Mechanisms of action of ELF5 in breast cancer

Abstract

The ETS transcription factor ELF5 is a critical regulator of cell fate. In the mammary epithelium, ELF5 drives the development of the ER-negative milk-producing alveolar cells, and the balance between ER and ELF5 transcriptional activity is hypothesised to be a fundamental determinant of cell fate. ELF5-driven transcriptional programs may also function in breast cancer, with previous studies demonstrating roles in basal-like and endocrine-resistant disease. The aim of this thesis was to investigate the transcriptional functions of ELF5 in breast cancer, and the factors that regulate ELF5 activity.

A potential mechanism of ELF5 regulation is through alternative splicing, producing unique protein isoforms. There are four ELF5 isoforms; however little is known about their specific functions. ELF5 expression was comprehensively analysed at the isoform level, using RNA-sequencing data from 6,757 Cancer Genome Atlas samples. In breast cancer, ELF5 alterations were subtype-specific, with the basal subtype demonstrating unique isoform expression changes. Despite differences in protein domains, the in vitro functional effects of ELF5 isoforms were similar.

Genome-wide sequencing studies were also performed to investigate ELF5 DNA binding sites and transcriptional effects in ER-positive breast cancer cells. ELF5 regulated transcriptional signatures of long-term oestrogen deprivation, suppression of the interferon response, and MYC-regulated gene expression. Increased ELF5 also redistributed the genomic binding sites of the ER pioneer factor FOXA1, representing a novel mechanism by which ELF5 may modulate the oestrogen response.

Finally, interactions with other proteins are essential for specific transcriptional regulation. However, no ELF5-interacting proteins have previously been identified in human breast cancer cells. The protein interactions of chromatin-bound ELF5 were investigated using RIME, identifying DNA-PKcs. A transcriptional model involving ELF5, ER and DNA-PKcs was proposed, with important potential implications for the use of DNA-PKcs inhibitors in breast cancer treatment.

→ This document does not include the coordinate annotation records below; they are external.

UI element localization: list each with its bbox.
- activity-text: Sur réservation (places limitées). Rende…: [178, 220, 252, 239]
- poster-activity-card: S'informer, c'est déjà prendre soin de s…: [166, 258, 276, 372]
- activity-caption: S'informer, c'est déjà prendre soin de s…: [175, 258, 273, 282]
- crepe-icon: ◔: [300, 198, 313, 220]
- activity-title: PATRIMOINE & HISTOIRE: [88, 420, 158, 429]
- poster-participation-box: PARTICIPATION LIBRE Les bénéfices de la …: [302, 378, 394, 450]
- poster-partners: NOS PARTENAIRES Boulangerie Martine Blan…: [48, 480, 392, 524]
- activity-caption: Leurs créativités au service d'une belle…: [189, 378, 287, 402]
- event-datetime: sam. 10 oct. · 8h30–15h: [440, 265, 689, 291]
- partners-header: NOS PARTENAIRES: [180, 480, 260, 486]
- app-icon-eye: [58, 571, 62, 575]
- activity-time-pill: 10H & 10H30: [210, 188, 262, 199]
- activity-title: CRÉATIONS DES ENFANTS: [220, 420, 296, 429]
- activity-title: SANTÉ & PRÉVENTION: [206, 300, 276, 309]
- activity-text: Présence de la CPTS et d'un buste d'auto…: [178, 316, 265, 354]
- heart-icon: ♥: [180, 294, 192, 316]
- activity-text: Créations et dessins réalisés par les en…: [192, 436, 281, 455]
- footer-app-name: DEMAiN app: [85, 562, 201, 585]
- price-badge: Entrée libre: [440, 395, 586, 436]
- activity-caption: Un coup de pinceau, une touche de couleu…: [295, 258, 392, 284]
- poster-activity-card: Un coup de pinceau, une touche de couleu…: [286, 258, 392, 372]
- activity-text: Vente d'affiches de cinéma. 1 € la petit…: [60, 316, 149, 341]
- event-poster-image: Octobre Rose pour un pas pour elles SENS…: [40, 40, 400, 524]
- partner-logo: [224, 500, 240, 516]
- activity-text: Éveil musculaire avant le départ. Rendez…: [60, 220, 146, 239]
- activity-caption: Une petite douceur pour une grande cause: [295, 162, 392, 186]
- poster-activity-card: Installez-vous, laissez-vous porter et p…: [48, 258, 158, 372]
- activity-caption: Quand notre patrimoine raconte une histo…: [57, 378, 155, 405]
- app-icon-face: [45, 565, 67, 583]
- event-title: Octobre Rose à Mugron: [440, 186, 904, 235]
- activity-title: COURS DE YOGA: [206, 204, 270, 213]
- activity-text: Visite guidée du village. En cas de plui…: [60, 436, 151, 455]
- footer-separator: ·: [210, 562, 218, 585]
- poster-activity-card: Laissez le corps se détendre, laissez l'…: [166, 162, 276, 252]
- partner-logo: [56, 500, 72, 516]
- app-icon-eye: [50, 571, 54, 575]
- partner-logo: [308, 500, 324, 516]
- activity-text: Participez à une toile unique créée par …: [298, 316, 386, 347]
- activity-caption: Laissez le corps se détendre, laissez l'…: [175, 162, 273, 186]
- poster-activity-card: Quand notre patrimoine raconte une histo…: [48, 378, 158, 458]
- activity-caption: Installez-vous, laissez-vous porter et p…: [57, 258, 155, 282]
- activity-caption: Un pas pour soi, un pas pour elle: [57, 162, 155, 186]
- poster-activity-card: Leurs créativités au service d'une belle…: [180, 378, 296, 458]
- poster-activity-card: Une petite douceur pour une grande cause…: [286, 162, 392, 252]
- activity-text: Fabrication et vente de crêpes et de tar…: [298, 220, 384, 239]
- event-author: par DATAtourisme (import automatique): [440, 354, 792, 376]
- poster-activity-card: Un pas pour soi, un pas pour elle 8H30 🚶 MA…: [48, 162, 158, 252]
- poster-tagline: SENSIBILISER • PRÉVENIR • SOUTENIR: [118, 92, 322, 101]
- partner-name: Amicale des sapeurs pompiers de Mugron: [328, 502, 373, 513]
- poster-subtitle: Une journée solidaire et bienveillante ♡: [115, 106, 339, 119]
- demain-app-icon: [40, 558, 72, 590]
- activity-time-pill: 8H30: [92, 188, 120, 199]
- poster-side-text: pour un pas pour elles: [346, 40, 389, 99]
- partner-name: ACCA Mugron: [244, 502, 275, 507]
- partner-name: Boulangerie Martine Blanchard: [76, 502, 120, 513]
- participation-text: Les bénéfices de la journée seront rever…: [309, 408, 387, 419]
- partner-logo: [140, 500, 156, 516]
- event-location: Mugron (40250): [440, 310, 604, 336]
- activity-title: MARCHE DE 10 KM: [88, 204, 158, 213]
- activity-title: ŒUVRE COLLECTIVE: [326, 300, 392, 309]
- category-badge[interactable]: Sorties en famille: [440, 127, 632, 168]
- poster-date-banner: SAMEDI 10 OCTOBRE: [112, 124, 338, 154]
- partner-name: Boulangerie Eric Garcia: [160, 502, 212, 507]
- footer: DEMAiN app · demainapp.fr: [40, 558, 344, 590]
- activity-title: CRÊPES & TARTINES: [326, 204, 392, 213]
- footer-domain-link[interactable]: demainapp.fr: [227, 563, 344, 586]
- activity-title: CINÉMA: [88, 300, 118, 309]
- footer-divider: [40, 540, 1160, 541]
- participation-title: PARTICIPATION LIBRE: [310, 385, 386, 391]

Effective therapeutic targeting of transcription factors depends on a detailed understanding of how transcription factors function, the mechanisms that regulate them, and how these processes are dysregulated in cancer. The new insights into ELF5 function provided by this thesis represent an important contribution towards realising the potential of ELF5 as a therapeutic target in cancer.